Barely two months had passed since the tragedy at Goliad: the cold-blooded massacre of some 300 Texian men… ordered by General Santa Anna himself.

It was early summer. The revolution was over. The Republic had been won. But here, the charred bodies - hundreds of them - remained. Left unburied, staring skyward; a ghastly, reminder of the horror of the war.

It was June 3. And Thomas Rusk, a general in the Texas Army, now passes through Goliad with his troops… through here. And it was thenthey made the awful discovery.

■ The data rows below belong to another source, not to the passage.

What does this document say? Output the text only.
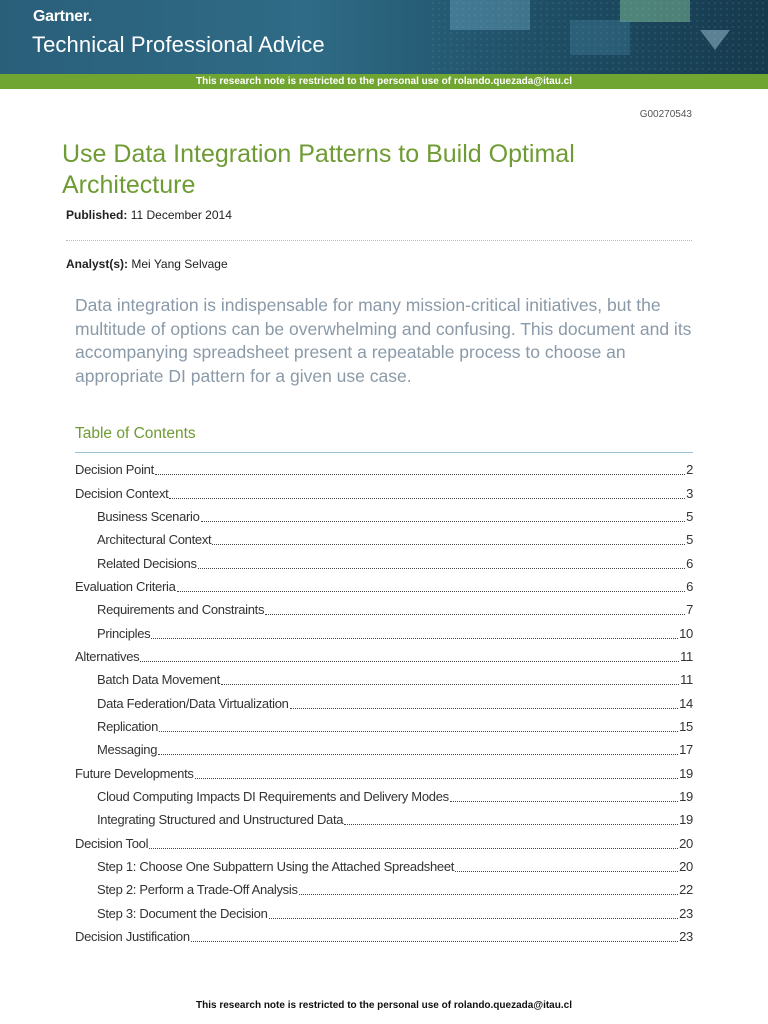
Gartner.
Technical Professional Advice
This research note is restricted to the personal use of rolando.quezada@itau.cl
G00270543
Use Data Integration Patterns to Build Optimal Architecture
Published: 11 December 2014
Analyst(s): Mei Yang Selvage

Data integration is indispensable for many mission-critical initiatives, but the multitude of options can be overwhelming and confusing. This document and its accompanying spreadsheet present a repeatable process to choose an appropriate DI pattern for a given use case.

Table of Contents
Decision Point	2
Decision Context	3
Business Scenario	5
Architectural Context	5
Related Decisions	6
Evaluation Criteria	6
Requirements and Constraints	7
Principles	10
Alternatives	11
Batch Data Movement	11
Data Federation/Data Virtualization	14
Replication	15
Messaging	17
Future Developments	19
Cloud Computing Impacts DI Requirements and Delivery Modes	19
Integrating Structured and Unstructured Data	19
Decision Tool	20
Step 1: Choose One Subpattern Using the Attached Spreadsheet	20
Step 2: Perform a Trade-Off Analysis	22
Step 3: Document the Decision	23
Decision Justification	23
This research note is restricted to the personal use of rolando.quezada@itau.cl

General Rusk immediately organized a proper military burial for the dead soldiers. Standing at the mass grave, he gave a final farewell:

In that mass of remains and fragments of bones, many a mother might see her son; many a sister her brother; and many a wife her own beloved and affectionate husband. But we have a consolation yet to offer them: their murderers sank in death on the prairies of San Jacinto.

Yet somehow… somehow, even after the burial by General Rusk, the gravesite was almost forgotten.

The year is 1930 - nearly one hundred years after their burial. And a group of Boy Scouts walking past notices something…. odd; a rock pile, seemingly out of place. They explore it, and find… bones!

The mysterious mass grave of Goliad… had been found!

In 1936 - exactly 100 years after the revolution - the state of Texas built a fitting monument here, at the grave, to honor these men who died in the cause of liberty.